I chewed my cheek. I believed that, but I still wanted to be difficult. Partly because this whole thing was way too close to home and partly just because being difficult was, like, my thing. “It’s work if it needs me to get out of bed or move or do anything at all.”
“Mm-hm.” She kicked her feet up, looking down at her rainbow socks. “What do you think the ideal form of you is like?”
“Ugh. Cooler and more interesting.”
“More interesting than the person who runs a lizard breeding camp in her spare bedroom?” She laughed. I scowled.
“Who even spilled the deets about the Ultimate Lizard? That was supposed to be a top-secret ultra-confidential high-security containment situation only verified top-clearance secure intel could pick up.”
“Emberlynn told me.”
“Damn.” I slumped back against the door. “For real, though, I don’t know. And I think it’d be too weird to try doing anything about it.”
“How come?”
“Because—this is how I am. Like, everybody knows me. I just have my reputation, you know? And people get weird if you go back on your reputation.”
“Mm… no kidding.” She dropped her gaze to the ground. “I get that. Totally.”
“So you admit all I can do is be a weird loser for the rest of eternity.”
“That’s a really remarkable leap. I don’t think that, actually, but I’m really impressed by the leap, so I have to give credit where it’s due.” She smiled softly at me. “I feel like you should probably talk to Emberlynn, you know? Like… she gets you in a way nobody else does.”

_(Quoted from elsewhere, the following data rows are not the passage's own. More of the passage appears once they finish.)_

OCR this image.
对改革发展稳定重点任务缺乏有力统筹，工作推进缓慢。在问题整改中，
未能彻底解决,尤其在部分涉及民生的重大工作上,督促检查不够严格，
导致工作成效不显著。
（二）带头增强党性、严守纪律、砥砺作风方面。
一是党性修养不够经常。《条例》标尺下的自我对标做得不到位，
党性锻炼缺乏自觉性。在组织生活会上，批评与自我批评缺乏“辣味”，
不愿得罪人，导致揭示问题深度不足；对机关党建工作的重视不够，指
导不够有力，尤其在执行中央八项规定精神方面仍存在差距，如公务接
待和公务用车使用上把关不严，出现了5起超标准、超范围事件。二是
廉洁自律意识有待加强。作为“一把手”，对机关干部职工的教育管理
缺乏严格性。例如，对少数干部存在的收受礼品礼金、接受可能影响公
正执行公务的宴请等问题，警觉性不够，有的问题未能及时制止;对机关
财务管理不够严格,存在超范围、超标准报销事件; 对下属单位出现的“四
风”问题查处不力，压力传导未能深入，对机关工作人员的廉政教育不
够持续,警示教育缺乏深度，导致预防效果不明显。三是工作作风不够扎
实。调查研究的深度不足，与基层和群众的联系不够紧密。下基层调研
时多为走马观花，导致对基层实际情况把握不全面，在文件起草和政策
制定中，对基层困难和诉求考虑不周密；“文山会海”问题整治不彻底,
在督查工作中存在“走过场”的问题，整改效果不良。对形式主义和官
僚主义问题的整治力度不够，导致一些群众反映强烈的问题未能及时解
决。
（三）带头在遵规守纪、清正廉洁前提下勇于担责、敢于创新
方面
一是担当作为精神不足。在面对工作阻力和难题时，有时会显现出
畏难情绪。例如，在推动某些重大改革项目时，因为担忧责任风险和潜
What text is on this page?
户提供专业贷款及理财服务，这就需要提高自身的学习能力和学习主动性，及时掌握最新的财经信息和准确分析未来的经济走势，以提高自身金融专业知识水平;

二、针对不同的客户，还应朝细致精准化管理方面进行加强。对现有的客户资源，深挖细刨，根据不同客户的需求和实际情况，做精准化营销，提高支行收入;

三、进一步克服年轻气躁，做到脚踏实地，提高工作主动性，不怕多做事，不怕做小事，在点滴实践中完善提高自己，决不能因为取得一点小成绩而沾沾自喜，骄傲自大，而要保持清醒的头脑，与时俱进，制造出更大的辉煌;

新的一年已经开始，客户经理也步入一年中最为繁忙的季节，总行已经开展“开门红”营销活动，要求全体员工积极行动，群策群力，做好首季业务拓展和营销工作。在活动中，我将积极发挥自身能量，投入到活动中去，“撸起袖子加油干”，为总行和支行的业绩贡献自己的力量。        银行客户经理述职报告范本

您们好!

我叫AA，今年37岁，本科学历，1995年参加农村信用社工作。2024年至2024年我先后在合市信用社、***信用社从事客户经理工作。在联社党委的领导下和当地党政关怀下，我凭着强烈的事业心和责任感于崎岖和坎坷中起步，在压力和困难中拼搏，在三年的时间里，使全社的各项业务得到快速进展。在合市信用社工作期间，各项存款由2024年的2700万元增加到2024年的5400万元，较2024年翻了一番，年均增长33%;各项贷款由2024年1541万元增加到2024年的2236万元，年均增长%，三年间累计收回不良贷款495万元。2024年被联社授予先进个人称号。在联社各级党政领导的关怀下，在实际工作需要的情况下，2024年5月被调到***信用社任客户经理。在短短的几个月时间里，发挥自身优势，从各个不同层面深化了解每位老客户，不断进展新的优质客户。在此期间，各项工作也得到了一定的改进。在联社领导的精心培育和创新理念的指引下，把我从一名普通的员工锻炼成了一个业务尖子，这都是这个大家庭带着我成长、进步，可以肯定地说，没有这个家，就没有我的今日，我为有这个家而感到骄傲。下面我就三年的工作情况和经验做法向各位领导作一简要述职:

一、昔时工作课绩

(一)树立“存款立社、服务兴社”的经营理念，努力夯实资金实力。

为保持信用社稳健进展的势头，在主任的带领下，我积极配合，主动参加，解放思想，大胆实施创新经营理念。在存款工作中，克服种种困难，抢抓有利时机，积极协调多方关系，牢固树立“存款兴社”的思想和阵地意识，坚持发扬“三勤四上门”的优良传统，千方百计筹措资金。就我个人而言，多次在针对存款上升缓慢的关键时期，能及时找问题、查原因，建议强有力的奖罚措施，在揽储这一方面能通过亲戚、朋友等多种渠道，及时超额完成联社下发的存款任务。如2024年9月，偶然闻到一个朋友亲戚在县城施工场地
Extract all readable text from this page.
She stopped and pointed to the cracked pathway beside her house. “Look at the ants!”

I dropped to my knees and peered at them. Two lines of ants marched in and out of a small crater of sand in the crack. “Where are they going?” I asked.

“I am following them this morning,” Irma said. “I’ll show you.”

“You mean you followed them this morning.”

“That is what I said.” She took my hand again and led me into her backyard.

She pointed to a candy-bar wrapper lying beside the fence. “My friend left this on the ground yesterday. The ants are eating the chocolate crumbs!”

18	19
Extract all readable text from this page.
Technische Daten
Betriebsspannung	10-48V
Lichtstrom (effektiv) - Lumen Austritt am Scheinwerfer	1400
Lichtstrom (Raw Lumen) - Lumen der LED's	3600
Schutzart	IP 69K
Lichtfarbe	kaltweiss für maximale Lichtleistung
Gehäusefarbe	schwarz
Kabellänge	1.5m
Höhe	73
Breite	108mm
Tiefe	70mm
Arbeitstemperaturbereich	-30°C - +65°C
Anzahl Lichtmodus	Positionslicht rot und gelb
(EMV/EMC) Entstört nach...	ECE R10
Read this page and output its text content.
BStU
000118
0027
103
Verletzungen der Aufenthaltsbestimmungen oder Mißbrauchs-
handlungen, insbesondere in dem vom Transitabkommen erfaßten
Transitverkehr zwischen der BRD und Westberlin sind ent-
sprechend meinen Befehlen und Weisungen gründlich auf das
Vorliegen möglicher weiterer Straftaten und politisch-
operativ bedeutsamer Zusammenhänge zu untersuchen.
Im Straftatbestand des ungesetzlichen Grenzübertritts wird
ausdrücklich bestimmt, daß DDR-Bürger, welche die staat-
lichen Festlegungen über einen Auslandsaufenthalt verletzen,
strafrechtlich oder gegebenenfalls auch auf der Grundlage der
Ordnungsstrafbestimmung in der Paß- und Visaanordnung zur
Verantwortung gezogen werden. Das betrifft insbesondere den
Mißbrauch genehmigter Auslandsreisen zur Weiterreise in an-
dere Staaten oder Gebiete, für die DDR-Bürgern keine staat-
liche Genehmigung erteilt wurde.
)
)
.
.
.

“Ugh, that’s the problem. She’s all caught up in how she thinks I should be. She’s got years of me already catalogued in her mind, and plus, she’s a permanent fixture now, too, which means if I make any weird random changes then it’s going to be something stuck there in our memory forever, and oh my god Kay you’re a genius,” I blurted, standing up, a hot rush in my head all of a sudden. She stood up with me, blinking fast.
“I—what?”
“Oh my god, you’re so right. You are just like Benjamin Franklin because you are on the money.”
“Th-thank you?”
I clapped my hands together, spinning on my heel, and I threw open the door back into the house. “Okay, great talk, Kay! I gotta go. I’ve got stuff to do. Places to do. People to do. Ew. Never mind that last part. I’m gonna run.”
“Paisley—your food!”
I paused next to the table and scraped the last third of my strawberries and cream into my mouth, and I slammed the tea back before I took off.